Fransa’nın başkenti Paris’te bir araya gelen göstericiler, Mahsa Amini’nin ölümü nedeniyle İran hükümetini protesto ederek hükümetin kadınlara karşı olan tutumunu kınadı. İran’ın dini lideri Ali Hamaney aleyhine sloganlar da atan eylemciler, Fransa Cumhurbaşkanı Emmanuel Macron’u “Hamaney’in otokratik rejimine karşı tavır almaya” çağırdı.

Chatelet Meydanı’nda toplanan eylemciler de daha sonra Eyfel Kulesi’nin karşısında bulunan Trocadero Meydanı’nda bir araya geldi.

Trocadero Meydanı’nda toplanan yüzlerce eylemci, İran’ın Paris Büyükelçiliği’ne yürüdü. Polis, İran Büyükelçiliği’ne 200 metre kala kitleyi durdururken, polis ile eylemciler arasında çatışma yaşandı.
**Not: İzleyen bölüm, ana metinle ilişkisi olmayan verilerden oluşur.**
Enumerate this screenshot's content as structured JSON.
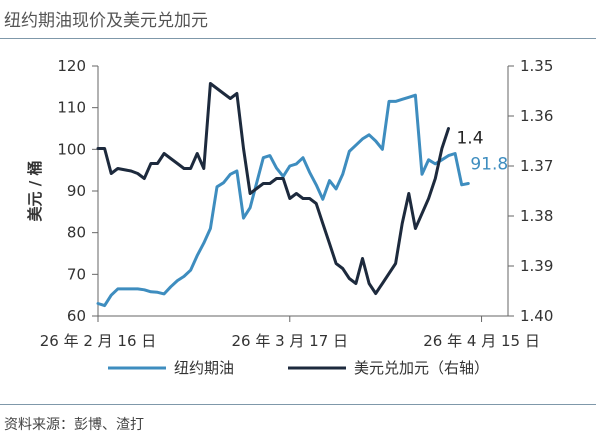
{
  "title": "纽约期油现价及美元兑加元",
  "source": "资料来源：彭博、渣打",
  "chart_data": {
    "type": "line",
    "ylabel_left": "美元 / 桶",
    "left_axis": {
      "min": 60,
      "max": 120,
      "ticks": [
        "60",
        "70",
        "80",
        "90",
        "100",
        "110",
        "120"
      ]
    },
    "right_axis": {
      "min": 1.35,
      "max": 1.4,
      "inverted": true,
      "ticks": [
        "1.35",
        "1.36",
        "1.37",
        "1.38",
        "1.39",
        "1.40"
      ]
    },
    "x_range": [
      0,
      62
    ],
    "x_ticks": [
      {
        "x": 0,
        "label": "26 年 2 月 16 日"
      },
      {
        "x": 29,
        "label": "26 年 3 月 17 日"
      },
      {
        "x": 58,
        "label": "26 年 4 月 15 日"
      }
    ],
    "legend_position": "bottom",
    "series": [
      {
        "name": "纽约期油",
        "axis": "left",
        "color": "#3e8dbf",
        "end_label": "91.8",
        "points": [
          [
            0,
            63
          ],
          [
            1,
            62.5
          ],
          [
            2,
            65
          ],
          [
            3,
            66.5
          ],
          [
            6,
            66.5
          ],
          [
            7,
            66.3
          ],
          [
            8,
            65.8
          ],
          [
            9,
            65.7
          ],
          [
            10,
            65.3
          ],
          [
            11,
            67
          ],
          [
            12,
            68.5
          ],
          [
            13,
            69.5
          ],
          [
            14,
            71
          ],
          [
            15,
            74.5
          ],
          [
            16,
            77.5
          ],
          [
            17,
            81
          ],
          [
            18,
            91
          ],
          [
            19,
            92
          ],
          [
            20,
            94
          ],
          [
            21,
            94.8
          ],
          [
            22,
            83.5
          ],
          [
            23,
            86
          ],
          [
            24,
            92
          ],
          [
            25,
            98
          ],
          [
            26,
            98.5
          ],
          [
            27,
            95.5
          ],
          [
            28,
            93.5
          ],
          [
            29,
            96
          ],
          [
            30,
            96.5
          ],
          [
            31,
            98
          ],
          [
            32,
            94.5
          ],
          [
            33,
            91.5
          ],
          [
            34,
            88
          ],
          [
            35,
            92.5
          ],
          [
            36,
            90.5
          ],
          [
            37,
            94
          ],
          [
            38,
            99.5
          ],
          [
            39,
            101
          ],
          [
            40,
            102.5
          ],
          [
            41,
            103.5
          ],
          [
            42,
            102
          ],
          [
            43,
            100
          ],
          [
            44,
            111.5
          ],
          [
            45,
            111.5
          ],
          [
            46,
            112
          ],
          [
            47,
            112.5
          ],
          [
            48,
            113
          ],
          [
            49,
            94
          ],
          [
            50,
            97.5
          ],
          [
            51,
            96.5
          ],
          [
            52,
            97.5
          ],
          [
            53,
            98.5
          ],
          [
            54,
            99
          ],
          [
            55,
            91.5
          ],
          [
            56,
            91.8
          ]
        ]
      },
      {
        "name": "美元兑加元（右轴）",
        "axis": "right",
        "color": "#1d2a3d",
        "end_label": "1.4",
        "points": [
          [
            0,
            1.3665
          ],
          [
            1,
            1.3665
          ],
          [
            2,
            1.3715
          ],
          [
            3,
            1.3705
          ],
          [
            5,
            1.371
          ],
          [
            6,
            1.3715
          ],
          [
            7,
            1.3725
          ],
          [
            8,
            1.3695
          ],
          [
            9,
            1.3695
          ],
          [
            10,
            1.3675
          ],
          [
            11,
            1.3685
          ],
          [
            12,
            1.3695
          ],
          [
            13,
            1.3705
          ],
          [
            14,
            1.3705
          ],
          [
            15,
            1.3675
          ],
          [
            16,
            1.3705
          ],
          [
            17,
            1.3535
          ],
          [
            18,
            1.3545
          ],
          [
            19,
            1.3555
          ],
          [
            20,
            1.3565
          ],
          [
            21,
            1.3555
          ],
          [
            22,
            1.3665
          ],
          [
            23,
            1.3755
          ],
          [
            24,
            1.3745
          ],
          [
            25,
            1.3735
          ],
          [
            26,
            1.3735
          ],
          [
            27,
            1.3725
          ],
          [
            28,
            1.3725
          ],
          [
            29,
            1.3765
          ],
          [
            30,
            1.3755
          ],
          [
            31,
            1.3765
          ],
          [
            32,
            1.3765
          ],
          [
            33,
            1.3775
          ],
          [
            34,
            1.3815
          ],
          [
            35,
            1.3855
          ],
          [
            36,
            1.3895
          ],
          [
            37,
            1.3905
          ],
          [
            38,
            1.3925
          ],
          [
            39,
            1.3935
          ],
          [
            40,
            1.3885
          ],
          [
            41,
            1.3935
          ],
          [
            42,
            1.3955
          ],
          [
            43,
            1.3935
          ],
          [
            44,
            1.3915
          ],
          [
            45,
            1.3895
          ],
          [
            46,
            1.3815
          ],
          [
            47,
            1.3755
          ],
          [
            48,
            1.3825
          ],
          [
            49,
            1.3795
          ],
          [
            50,
            1.3765
          ],
          [
            51,
            1.3725
          ],
          [
            52,
            1.3665
          ],
          [
            53,
            1.3625
          ]
        ]
      }
    ]
  }
}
Kanada’nın en büyük kenti olan Toronto’da binlerce kişi Amini adına düzenlenen protestolarda yer aldı. Katılımın yoğun olduğu protestolarda, “dünyanın en uzun caddesi” olarak anılan Yonge Caddesi trafiğe kapatıldı. Başkent Ottawa’da ise İranlılar parlamento binası önünde toplandı.

Amini’nin 17 Eylül’de düzenlenen cenazesinin ardından kadınların başlattığı saç kesme eylemi, söz konusu eylemlerde de devam etti.